When doing validation at the end of every training epoch on rank 0, it always freeze at same validation steps. I think it is because of the syncbatchnorm layer. What is the correct way to do validation when DDP model has syncbatchnorm layer? Should I do validation on all ranks?
Code
for epoch in range(epochs):
model.train()
train_loader.sampler.set_epoch(epoch)
for step, (data, target) in enumerate(train_loader):
# ...training codes
train(model)
if dist.get_rank() == 0:
# ...validation codes
model.eval()
validate(model)
dist.barrier()
Could you update to the latest stable release or the nightly binary and check, if you are still facing the error? 1.1.0 is quite old by now and this issue might have been already fixed.
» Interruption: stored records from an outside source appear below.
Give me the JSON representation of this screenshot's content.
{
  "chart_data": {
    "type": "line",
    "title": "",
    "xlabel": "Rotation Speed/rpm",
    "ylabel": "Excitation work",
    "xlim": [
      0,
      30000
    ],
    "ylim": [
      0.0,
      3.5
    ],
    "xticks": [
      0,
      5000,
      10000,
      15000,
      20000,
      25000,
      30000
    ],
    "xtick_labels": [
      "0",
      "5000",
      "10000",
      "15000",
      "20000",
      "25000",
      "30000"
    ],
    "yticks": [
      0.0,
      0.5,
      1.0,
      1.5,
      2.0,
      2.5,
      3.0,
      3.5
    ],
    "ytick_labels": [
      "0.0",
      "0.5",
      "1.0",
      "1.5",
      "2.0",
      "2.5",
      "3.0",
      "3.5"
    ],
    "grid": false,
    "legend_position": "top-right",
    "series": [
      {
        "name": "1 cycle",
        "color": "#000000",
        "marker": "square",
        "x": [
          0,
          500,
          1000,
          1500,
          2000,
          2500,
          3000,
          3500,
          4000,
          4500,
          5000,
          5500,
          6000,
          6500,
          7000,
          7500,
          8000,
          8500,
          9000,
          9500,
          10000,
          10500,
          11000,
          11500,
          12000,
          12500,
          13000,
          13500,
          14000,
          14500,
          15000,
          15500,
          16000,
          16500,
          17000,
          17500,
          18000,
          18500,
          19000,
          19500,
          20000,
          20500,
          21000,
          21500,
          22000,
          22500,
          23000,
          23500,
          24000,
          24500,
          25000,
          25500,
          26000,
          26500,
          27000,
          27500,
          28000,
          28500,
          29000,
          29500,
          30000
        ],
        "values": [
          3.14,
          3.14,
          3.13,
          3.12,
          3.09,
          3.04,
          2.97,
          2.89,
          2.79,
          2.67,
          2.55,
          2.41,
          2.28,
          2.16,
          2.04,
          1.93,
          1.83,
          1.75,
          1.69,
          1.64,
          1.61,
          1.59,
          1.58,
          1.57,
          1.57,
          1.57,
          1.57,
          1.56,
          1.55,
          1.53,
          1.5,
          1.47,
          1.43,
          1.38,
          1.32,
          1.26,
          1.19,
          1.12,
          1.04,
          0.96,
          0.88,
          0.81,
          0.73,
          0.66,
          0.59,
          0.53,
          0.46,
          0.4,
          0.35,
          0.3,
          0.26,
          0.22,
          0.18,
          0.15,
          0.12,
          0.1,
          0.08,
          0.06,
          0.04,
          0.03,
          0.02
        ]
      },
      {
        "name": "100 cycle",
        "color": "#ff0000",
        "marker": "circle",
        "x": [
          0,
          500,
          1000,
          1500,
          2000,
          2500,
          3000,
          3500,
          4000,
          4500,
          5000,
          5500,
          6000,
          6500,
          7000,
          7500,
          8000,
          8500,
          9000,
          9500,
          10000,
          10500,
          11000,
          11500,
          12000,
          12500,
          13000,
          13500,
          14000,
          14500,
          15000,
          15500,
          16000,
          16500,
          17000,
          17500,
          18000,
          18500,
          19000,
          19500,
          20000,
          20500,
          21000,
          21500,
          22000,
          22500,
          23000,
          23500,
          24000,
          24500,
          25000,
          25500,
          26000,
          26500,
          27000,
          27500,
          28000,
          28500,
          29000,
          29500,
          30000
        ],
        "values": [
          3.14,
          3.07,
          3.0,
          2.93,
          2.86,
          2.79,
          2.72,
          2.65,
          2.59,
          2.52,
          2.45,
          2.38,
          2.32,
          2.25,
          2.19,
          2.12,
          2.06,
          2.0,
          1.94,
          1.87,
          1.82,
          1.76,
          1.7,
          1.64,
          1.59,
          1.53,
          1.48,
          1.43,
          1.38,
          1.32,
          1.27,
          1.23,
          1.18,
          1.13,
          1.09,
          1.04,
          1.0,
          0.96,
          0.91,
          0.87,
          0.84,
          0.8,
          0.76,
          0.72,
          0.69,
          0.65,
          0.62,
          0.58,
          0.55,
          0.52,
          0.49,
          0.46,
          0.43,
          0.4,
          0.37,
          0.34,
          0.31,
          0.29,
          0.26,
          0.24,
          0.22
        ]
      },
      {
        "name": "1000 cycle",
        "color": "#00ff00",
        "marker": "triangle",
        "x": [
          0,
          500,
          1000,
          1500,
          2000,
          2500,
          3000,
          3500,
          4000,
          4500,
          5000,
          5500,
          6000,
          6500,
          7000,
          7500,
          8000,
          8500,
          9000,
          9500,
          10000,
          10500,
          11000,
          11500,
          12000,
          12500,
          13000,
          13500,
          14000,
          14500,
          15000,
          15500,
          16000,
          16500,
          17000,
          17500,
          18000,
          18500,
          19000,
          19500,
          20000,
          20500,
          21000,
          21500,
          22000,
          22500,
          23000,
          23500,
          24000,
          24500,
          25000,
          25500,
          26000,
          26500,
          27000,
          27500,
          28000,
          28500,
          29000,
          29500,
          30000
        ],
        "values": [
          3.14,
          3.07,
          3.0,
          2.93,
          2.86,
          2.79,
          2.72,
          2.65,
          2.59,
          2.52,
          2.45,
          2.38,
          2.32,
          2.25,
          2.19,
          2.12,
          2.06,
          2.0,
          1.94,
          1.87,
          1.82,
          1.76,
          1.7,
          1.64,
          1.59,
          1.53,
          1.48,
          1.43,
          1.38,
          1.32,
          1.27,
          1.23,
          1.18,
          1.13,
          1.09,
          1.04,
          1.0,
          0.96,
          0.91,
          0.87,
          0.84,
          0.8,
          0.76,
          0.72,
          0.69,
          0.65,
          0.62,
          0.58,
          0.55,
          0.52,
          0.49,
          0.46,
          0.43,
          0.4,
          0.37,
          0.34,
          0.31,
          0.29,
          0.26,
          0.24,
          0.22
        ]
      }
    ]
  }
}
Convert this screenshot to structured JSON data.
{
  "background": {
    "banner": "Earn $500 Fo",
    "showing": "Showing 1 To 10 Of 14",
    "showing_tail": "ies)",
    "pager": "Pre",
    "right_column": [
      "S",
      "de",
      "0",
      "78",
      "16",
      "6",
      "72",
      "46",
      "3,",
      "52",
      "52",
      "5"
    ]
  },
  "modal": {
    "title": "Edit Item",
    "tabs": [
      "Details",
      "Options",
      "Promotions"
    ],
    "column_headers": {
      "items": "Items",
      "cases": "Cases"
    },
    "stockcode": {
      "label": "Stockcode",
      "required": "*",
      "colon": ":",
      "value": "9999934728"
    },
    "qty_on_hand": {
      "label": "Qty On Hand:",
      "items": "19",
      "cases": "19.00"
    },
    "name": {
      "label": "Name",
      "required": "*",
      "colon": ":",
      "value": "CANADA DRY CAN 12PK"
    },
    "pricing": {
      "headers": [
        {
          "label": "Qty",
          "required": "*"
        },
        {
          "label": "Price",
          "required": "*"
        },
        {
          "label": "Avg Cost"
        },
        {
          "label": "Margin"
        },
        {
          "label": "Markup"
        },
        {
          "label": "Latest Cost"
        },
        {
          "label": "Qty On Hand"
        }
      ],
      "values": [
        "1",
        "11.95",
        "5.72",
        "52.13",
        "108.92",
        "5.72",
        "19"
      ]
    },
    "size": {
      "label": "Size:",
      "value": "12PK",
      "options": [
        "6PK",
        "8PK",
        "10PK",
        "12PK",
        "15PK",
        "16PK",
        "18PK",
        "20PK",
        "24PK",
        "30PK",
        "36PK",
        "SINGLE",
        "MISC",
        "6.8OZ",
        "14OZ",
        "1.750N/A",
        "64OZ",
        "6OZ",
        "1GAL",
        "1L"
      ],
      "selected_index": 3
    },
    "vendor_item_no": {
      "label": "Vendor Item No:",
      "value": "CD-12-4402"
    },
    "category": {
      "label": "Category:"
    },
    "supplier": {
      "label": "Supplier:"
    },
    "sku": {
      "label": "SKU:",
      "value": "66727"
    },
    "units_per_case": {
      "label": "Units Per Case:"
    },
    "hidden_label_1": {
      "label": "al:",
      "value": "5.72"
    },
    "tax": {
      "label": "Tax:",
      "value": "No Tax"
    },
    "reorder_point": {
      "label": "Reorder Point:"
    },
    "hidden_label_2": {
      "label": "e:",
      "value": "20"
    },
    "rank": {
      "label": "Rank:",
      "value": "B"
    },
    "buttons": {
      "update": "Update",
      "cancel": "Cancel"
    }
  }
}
Yes, you probably need to do validation on all ranks since SyncBatchNorm has collectives which are expected to run on all ranks. The validation is probably getting stuck since SyncBatchNorm on rank 0 is waiting for collectives from other ranks.
Another option is to convert the SyncBatchNorm layer to a regular BatchNorm layer and then do the validation on a single rank.
Thanks I will try it.
Actually I have another question about v1.1.0 DDP.
I tried to inference the model with syncbatchnorm layer ( Actually, it becomes batchnorm layer after load from checkpoint ). The results turned to be different between:
Only turn on evaluate mode.
model.eval()
# inference...
Manually set track_running_stats of each BN layer to False after model.eval().
model.eval()
set_BN_track_running_stats(model, False)
# do inference..
It is strange that the second one is much better than first one on early epochs. Is this also a version problem?
P.S. However, after more epochs training, results of two inference method are similiar but still has small differences.
Below is sample code of set_BN_track_running_stats():
def set_BN_track_running_stats(module, ifTrack=True):
if isinstance(module, torch.nn.modules.batchnorm._BatchNorm):
module.track_running_stats = ifTrack
for child in module.children():
set_BN_track_running_stats(module = child, ifTrack=ifTrack)
Are you referring to PyTorch v1.1.0 here? If so, I’d suggest upgrading to PyTorch 1.7 which is the latest version to see if this problem still persists.